RBN || Dumai
Kepolisian Resor (Polres) Dumai berhasil mengungkap kasus pembunuhan terhadap seorang perempuan berinisial N (30) yang ditemukan meninggal dunia di kawasan Taman Wisata Alam (TWA) Jalan Abdul Rabkhan, Kelurahan Bukit Timah, Kota Dumai, Riau. Pelaku diketahui merupakan suami siri korban, R alias Ijal (23).
Kapolres Dumai AKBP Angga Febrian Herlambang menjelaskan bahwa korban dan pelaku telah menikah siri sejak November 2025 dan tinggal bersama di sebuah pondok di kawasan Jalan Abdul Rabkhan sejak awal Juni 2026.
“Pelaku merupakan suami siri korban yang menikah dengan korban sejak November 2025 dan tinggal bersama di sebuah pondok di kawasan Jalan Abdul Rabkhan sejak awal Juni 2026,” ujar AKBP Angga Febrian Herlambang, Rabu (17/6/2026).
Kasus ini terungkap setelah jasad korban ditemukan warga pada 10 Juni 2026 sekitar pukul 19.00 WIB dalam kondisi bersimbah darah. Polisi kemudian melakukan olah tempat kejadian perkara (TKP) dan memeriksa sejumlah saksi hingga mengarah kepada pelaku.
Berdasarkan hasil penyelidikan, motif pembunuhan dipicu oleh rasa sakit hati dan cemburu.

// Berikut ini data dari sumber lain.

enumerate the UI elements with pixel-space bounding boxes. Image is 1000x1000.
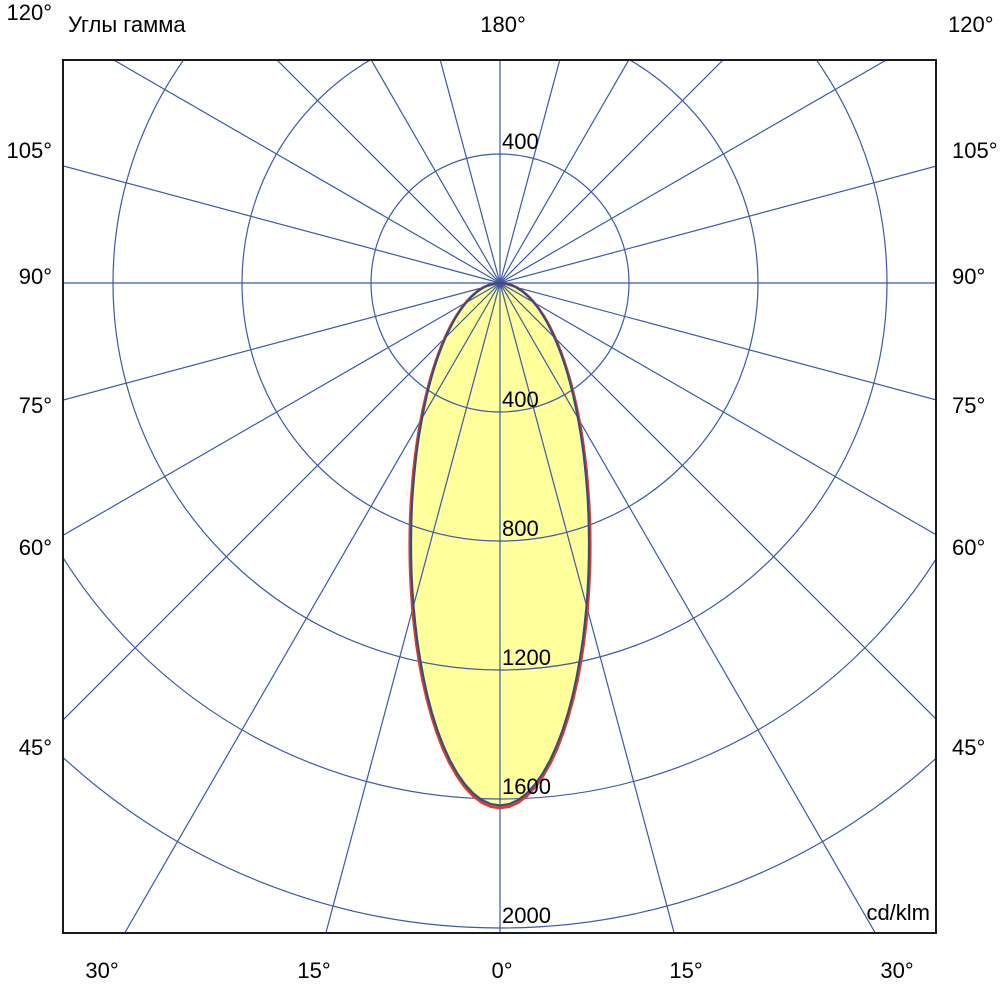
gamma-angle-label-bottom: 0° (491, 958, 513, 983)
intensity-curve-blue (409, 281, 591, 807)
gamma-grid-ray (499, 165, 936, 284)
gamma-angle-label-bottom: 15° (669, 958, 703, 983)
gamma-grid-ray (499, 282, 876, 933)
gamma-grid-ray (325, 282, 501, 933)
gamma-angle-label-left: 90° (18, 264, 52, 289)
gamma-angle-label-bottom: 30° (85, 958, 119, 983)
radial-tick-label: 2000 (502, 903, 551, 928)
plot-border (62, 59, 937, 934)
gamma-grid-ray (499, 60, 724, 284)
radial-tick-label: 1600 (502, 774, 551, 799)
gamma-angle-label-left: 60° (18, 535, 52, 560)
gamma-grid-ray (63, 165, 501, 284)
unit-label: cd/klm (866, 900, 930, 925)
radial-tick-label: 1200 (502, 645, 551, 670)
gamma-grid-ray (276, 60, 501, 284)
gamma-angle-label-right: 105° (952, 138, 998, 163)
gamma-angle-label-right: 75° (952, 393, 986, 418)
gamma-angle-label-left: 75° (18, 393, 52, 418)
gamma-grid-ray (63, 282, 501, 536)
gamma-grid-ray (499, 282, 936, 401)
gamma-angle-label-top-right: 120° (948, 12, 994, 37)
gamma-grid-ray (370, 60, 501, 284)
gamma-angle-label-top-left: 120° (6, 0, 52, 25)
gamma-grid-ray (63, 282, 501, 401)
gamma-angle-label-right: 90° (952, 264, 986, 289)
radial-tick-label: 400 (502, 387, 539, 412)
gamma-grid-ray (499, 282, 936, 536)
gamma-angle-label-bottom: 30° (880, 958, 914, 983)
gamma-grid-ray (112, 60, 501, 284)
gamma-angle-label-left: 45° (18, 735, 52, 760)
gamma-angle-label-bottom: 15° (297, 958, 331, 983)
gamma-grid-ray (499, 282, 675, 933)
radial-tick-label: 800 (502, 516, 539, 541)
gamma-grid-ray (124, 282, 501, 933)
gamma-grid-ray (499, 60, 888, 284)
gamma-grid-ray (499, 60, 561, 284)
gamma-angle-label-left: 105° (6, 138, 52, 163)
gamma-grid-ray (499, 60, 630, 284)
gamma-grid-ray (439, 60, 501, 284)
gamma-grid-ray (499, 282, 936, 720)
chart-title: Углы гамма (68, 12, 186, 37)
gamma-angle-label-top-center: 180° (480, 12, 526, 37)
gamma-angle-label-right: 45° (952, 735, 986, 760)
gamma-angle-label-right: 60° (952, 535, 986, 560)
radial-tick-label: 400 (502, 129, 539, 154)
gamma-grid-ray (63, 282, 501, 721)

Pelaku diketahui kesal karena korban mendatangi rumah mantan suaminya dan tidak pulang saat dihubungi.
“Pelaku kesal karena korban tidak pulang ke rumah saat dihubungi pada 9 Juni 2026 dan diketahui sedang berada di rumah mantan suaminya,” kata Angga.
Dalam kondisi emosi, pelaku kemudian menyerang korban menggunakan sebilah parang hingga menyebabkan korban meninggal dunia akibat luka di beberapa bagian tubuh. Setelah kejadian tersebut, pelaku melarikan diri dan bersembunyi di rumah keluarganya di Panipahan, Kabupaten Rokan Hilir.
Tim kepolisian akhirnya berhasil menangkap tersangka pada 12 Juni 2026. Dari tangan pelaku, polisi mengamankan sejumlah barang bukti, di antaranya pakaian yang terdapat bercak darah, sebilah parang yang diduga digunakan dalam aksi pembunuhan, serta satu unit sepeda motor.
Polisi juga meluruskan informasi yang sempat beredar mengenai kondisi korban. Berdasarkan hasil pemeriksaan medis, korban tidak dalam keadaan hamil.
“Hasil pemeriksaan USG menyatakan korban tidak dalam keadaan hamil,” tegas Angga.
Atas perbuatannya, tersangka dijerat Pasal 459 Undang-Undang Nomor 1 Tahun 2023 tentang Kitab Undang-Undang Hukum Pidana (KUHP) terkait pembunuhan berencana atau Pasal 458 KUHP tentang pembunuhan, dengan ancaman pidana mati atau pidana penjara paling lama 20 tahun.